PORT ANGELES — The $23 million Port Angeles Hardwood sawmill being built west of the city will have 95 employees and an $8 million payroll, company President Richard Tinney told the Chamber of Commerce on Monday.
Tinney keynoted the chamber’s noon luncheon Monday before an audience of about 100 at the Port Angeles CrabHouse.
“Our only business is alder,” Tinney said, “with maybe 6-8 percent maple. We intend to build a furniture-grade hardwood mill that will produce 32 million board-feet of hardwood.”
The company hopes to finish the sawmill by December and be operating by 2006, he said.
Port Angeles Hardwood LLC, a division of Mount Vernon-based Washington Alder, announced last August that it would build a $23 million hardwood sawmill on a 113 acres owned by the Port of Port Angeles near William R. Fairchild International Airport.
30-acre site
The company decided to buy a 30-acre site in the nearby Eclipse Industrial Park instead after Dry Creek area neighbors protested the project.
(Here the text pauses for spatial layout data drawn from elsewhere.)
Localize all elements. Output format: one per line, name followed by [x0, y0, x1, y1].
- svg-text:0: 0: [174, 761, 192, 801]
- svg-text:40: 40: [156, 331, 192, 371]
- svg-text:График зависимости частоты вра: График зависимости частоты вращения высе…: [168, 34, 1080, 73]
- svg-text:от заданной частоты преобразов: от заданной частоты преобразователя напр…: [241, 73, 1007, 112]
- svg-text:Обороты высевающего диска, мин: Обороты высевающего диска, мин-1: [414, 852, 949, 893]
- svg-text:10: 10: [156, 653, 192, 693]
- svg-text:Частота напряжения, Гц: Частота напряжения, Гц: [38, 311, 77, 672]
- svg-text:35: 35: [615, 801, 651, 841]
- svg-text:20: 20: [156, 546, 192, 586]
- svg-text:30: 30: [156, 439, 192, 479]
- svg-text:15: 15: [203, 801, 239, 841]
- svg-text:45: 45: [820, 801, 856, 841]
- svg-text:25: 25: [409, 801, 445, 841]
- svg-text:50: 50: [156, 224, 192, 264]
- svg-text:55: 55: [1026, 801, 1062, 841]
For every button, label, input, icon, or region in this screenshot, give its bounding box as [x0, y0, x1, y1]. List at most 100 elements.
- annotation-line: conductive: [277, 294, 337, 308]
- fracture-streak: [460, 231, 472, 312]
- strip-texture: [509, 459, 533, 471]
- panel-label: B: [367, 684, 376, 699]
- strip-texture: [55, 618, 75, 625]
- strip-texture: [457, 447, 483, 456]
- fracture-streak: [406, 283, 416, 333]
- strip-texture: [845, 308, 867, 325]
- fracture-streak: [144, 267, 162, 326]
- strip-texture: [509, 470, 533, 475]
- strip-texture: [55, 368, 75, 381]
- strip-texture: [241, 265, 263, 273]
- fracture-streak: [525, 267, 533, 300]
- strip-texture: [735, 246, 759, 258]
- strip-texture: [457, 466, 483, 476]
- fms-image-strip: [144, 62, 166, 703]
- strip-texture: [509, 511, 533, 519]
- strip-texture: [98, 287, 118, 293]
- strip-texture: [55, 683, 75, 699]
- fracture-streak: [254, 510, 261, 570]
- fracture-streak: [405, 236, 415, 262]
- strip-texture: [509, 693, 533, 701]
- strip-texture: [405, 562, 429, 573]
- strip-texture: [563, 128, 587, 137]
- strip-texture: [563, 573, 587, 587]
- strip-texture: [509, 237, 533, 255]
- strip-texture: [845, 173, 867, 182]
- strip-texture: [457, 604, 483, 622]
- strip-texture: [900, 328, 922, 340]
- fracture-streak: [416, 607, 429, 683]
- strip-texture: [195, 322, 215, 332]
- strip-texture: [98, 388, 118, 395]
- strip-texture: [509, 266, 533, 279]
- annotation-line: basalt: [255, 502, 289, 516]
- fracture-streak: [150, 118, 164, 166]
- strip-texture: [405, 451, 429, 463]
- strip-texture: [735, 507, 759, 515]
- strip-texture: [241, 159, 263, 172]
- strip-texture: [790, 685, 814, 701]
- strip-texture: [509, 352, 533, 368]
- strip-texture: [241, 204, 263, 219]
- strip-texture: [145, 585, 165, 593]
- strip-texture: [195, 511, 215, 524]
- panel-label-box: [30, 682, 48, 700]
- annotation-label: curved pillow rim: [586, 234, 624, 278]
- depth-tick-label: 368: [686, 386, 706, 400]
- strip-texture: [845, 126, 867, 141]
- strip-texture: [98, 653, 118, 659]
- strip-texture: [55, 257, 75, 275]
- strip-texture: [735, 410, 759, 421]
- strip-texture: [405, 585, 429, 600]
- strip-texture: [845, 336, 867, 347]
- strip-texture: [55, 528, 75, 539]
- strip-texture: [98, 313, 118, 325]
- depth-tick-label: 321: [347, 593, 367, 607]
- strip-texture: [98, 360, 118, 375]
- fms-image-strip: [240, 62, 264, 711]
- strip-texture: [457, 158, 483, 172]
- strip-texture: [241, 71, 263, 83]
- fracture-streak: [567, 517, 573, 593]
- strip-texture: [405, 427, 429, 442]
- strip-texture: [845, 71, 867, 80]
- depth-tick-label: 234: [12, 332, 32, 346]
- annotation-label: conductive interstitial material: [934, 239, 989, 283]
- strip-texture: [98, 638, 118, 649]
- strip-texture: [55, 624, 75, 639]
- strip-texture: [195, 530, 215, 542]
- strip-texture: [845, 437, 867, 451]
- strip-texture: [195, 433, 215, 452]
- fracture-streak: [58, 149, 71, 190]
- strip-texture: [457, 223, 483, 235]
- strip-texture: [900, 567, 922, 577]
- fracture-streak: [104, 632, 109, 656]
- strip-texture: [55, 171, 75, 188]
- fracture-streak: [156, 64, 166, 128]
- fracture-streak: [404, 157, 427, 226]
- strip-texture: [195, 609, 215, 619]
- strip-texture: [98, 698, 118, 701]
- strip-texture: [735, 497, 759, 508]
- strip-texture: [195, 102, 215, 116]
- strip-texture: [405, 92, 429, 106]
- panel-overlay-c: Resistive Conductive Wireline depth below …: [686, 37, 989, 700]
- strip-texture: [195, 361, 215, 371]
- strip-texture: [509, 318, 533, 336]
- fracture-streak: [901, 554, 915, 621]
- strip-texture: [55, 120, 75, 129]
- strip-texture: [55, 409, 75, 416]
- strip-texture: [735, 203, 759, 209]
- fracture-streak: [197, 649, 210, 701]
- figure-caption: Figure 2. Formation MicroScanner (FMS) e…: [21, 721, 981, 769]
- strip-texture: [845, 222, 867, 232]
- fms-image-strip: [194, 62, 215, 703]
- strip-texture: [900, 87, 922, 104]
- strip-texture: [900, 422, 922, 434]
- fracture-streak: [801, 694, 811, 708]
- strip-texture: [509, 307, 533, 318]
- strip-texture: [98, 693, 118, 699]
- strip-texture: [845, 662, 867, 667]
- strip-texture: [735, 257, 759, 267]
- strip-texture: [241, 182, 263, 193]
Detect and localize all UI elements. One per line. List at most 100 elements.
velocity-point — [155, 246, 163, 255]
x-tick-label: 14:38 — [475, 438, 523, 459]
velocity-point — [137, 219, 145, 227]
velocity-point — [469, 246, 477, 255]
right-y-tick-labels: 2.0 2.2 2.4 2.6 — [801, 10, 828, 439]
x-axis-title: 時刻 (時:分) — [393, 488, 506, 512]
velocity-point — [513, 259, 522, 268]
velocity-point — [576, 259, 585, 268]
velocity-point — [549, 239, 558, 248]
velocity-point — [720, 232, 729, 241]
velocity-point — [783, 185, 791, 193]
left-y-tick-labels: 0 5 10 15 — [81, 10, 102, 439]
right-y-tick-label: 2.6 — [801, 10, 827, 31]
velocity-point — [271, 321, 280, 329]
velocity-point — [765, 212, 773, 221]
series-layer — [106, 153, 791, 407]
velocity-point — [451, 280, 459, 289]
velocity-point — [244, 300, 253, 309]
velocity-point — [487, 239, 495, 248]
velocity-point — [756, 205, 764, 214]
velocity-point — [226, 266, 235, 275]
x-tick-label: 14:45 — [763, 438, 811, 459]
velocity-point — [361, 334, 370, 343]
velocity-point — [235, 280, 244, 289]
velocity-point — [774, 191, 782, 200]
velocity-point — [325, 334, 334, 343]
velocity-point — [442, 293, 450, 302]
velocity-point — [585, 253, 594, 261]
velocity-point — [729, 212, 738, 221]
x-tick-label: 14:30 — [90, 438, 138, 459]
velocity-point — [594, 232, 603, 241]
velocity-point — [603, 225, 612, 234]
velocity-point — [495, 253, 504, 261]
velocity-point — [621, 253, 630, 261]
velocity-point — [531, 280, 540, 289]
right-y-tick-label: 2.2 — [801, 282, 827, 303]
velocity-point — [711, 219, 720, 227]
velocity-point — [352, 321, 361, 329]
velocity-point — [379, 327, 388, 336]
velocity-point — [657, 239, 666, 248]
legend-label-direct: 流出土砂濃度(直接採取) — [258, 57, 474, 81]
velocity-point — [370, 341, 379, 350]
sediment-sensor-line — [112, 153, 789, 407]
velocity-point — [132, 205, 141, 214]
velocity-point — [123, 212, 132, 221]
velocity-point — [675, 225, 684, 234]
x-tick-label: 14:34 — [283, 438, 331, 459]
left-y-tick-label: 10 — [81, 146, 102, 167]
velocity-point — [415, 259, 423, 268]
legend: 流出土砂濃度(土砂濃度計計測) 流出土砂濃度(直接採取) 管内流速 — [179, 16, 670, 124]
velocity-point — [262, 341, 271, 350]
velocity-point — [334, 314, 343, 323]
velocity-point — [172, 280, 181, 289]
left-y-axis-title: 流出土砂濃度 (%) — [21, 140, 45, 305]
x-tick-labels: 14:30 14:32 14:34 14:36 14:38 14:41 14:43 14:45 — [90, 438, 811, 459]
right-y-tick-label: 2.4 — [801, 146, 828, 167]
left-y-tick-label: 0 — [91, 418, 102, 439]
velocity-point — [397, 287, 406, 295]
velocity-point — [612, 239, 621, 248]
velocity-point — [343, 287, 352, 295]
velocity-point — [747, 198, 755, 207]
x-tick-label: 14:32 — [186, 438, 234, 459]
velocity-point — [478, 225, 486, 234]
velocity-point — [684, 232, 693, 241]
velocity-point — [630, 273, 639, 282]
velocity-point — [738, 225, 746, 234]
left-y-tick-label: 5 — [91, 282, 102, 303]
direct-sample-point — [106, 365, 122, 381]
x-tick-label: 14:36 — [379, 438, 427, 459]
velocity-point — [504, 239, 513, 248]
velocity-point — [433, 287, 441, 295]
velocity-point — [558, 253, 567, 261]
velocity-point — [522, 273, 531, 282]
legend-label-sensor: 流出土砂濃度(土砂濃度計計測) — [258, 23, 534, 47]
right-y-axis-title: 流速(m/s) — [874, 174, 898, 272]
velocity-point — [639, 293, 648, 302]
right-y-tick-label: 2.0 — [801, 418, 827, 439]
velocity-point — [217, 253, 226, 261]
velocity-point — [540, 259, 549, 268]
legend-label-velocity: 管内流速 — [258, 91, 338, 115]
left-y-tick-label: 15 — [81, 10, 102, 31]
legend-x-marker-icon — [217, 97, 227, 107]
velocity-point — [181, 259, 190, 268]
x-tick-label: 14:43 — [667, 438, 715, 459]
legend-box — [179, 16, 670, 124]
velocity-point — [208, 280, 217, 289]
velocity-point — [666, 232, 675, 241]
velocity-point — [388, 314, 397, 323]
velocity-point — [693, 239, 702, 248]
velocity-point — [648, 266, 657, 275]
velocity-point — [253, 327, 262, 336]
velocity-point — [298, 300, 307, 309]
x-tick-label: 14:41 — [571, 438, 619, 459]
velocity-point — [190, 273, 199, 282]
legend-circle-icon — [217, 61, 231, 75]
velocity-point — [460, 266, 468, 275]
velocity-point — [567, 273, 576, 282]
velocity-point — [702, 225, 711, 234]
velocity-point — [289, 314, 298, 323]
The city is now considering an annexation to bring the acreage within the city limit. Port Angeles Hardwood would be tapped into the city’s electricity, sewer and water systems.
The company’s 95 employees will have an average annual salary of $52,600 plus up to $20,000 in benefits and payroll taxes, which will equal an $8 million payroll, Tinney told the chamber audience.